Temístocles admitiria depois ao seu arqui-rival Aristides: «Como os
Helenos não queriam combater, acabou por ser necessário levá-los para o
combate contra a sua vontade.»228 Como os Persas se entusiasmassem com
a ideia de apanhar os navios inimigos encurralados no estreito, dividiram a
frota para impedir todas as passagens em regime de vigilância
apertadíssima, extenuando os homens, que não puderam dormir.229 E como
a frota persa não ficou igualmente distribuída nessa tarefa de vigilância e
bloqueio, Temístocles atacaria onde ela estava mais vulnerável e onde
havia concentração maior de navios persas pesados e pouco manobráveis.
A ideia de Temístocles era anular a vantagem da escala persa. Era
preciso combater no estreito para diminuir a vantagem persa em alto-mar
com uma frota mais numerosa e mais rápida. No estreito, toda aquela
massa de navios teria muito mais dificuldade em manobrar e os navios
mais pesados dos gregos poderiam superiorizar-se. Pensado e feito. No
estreito de Salamina, Temístocles, com uma marinha bem treinada e
coordenada, encurralou e destruiu a marinha persa muito mais numerosa,
mas menos flexível e com mais dificuldades de manobra. Foi uma das
maiores batalhas navais da Antiguidade. Pouco depois, o imperador
Xerxes regressava à Ásia para lamber as feridas. Apesar de o perímetro
urbano da cidade de Atenas ter sido pilhado e destruído, a vitória no mar
fora esmagadora.
Quando consideramos a liderança de Temístocles, corremos o risco de
perder de vista uma mudança muito significativa que ocorrera. Enquanto a
decisão de Xerxes de punir Atenas fora tomada solitariamente, e por
influência de sonhos que interrompiam o sono do imperador, a decisão de
Atenas tivera lugar numa deliberação ao ar livre. Resultara de um debate
tenso e aguerrido, envolvendo todo o povo de Atenas, com muitas
opiniões proferidas. Todos os cidadãos foram chamados para se
pronunciar sobre a mais grave das decisões. Todos se tornaram
responsáveis pelo destino colectivo da cidade. E foi essa totalidade que
determinou a escolha feita. Não foram as autoridades tradicionais – nem
os anciãos presentes na assembleia, nem os guardiões dos templos, nem os
manteis ou videntes – a tomar a decisão, entregando-se os restantes à
passividade da submissão. Em boa verdade, os especialistas na decifração
dos oráculos favoreciam a retirada da cidade para se refugiarem noutro
território longínquo, como forma de escapar à fúria dos Persas, e eram
contra os preparativos para uma grande batalha naval. Falaram nesse
sentido e procuraram persuadir a multidão dos cidadãos. Alguns foram
convencidos. Mas não a maioria.
Durante um breve período, Temístocles seria tratado como um deus. O
seu prestígio cresceu de tal maneira que a sua superioridade se tornou
insuportável para a democracia ateniense nascente. E poucos anos depois
foi-lhe aplicada a punição para lidar com alguém que se tornara incómodo
para a igualdade democrática: o ostracismo, ou a expulsão da cidade por
dez anos em resultado de um voto na assembleia de cidadãos. Vale a pena
dizer que o mesmo tinha sofrido, antes dele, o seu grande rival Aristides.
A fama de Temístocles era helénica no seu alcance. Décadas mais tarde,
na véspera do início da guerra entre Esparta e Atenas, ainda se dizia que
Temístocles, pelos serviços que prestara a toda a Grécia, fora o estrangeiro
mais homenageado de sempre pelos Espartanos.230
O herói Temístocles foi acusado de passar a colaborar com os Persas e
daí em diante foi um foragido dos agentes da cidade de Atenas, que
queriam levá-lo de volta à cidade para ser julgado pelo tribunal
democrático.
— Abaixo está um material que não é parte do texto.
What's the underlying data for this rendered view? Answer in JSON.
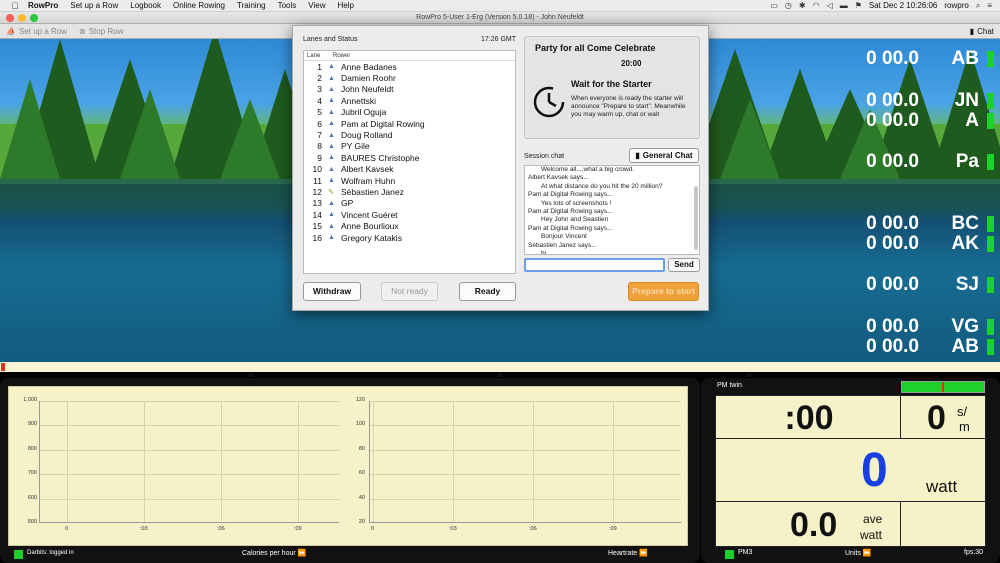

Incrivelmente, Temístocles concluiu a sua fuga prestando
vassalagem ao imperador da Pérsia, Artaxerxes, o filho do imperador
defunto que ele enfrentara no estreito de Salamina. Tornar-se-ia
imensamente influente junto do imperador, despertando até a inveja de
muitos membros da corte persa. Anos passados, porém, Temístocles,
apesar de rico e prestigiado, longe da sua terra e melancólico com tudo o
que sucedera, suicidou-se na sua casa com veneno.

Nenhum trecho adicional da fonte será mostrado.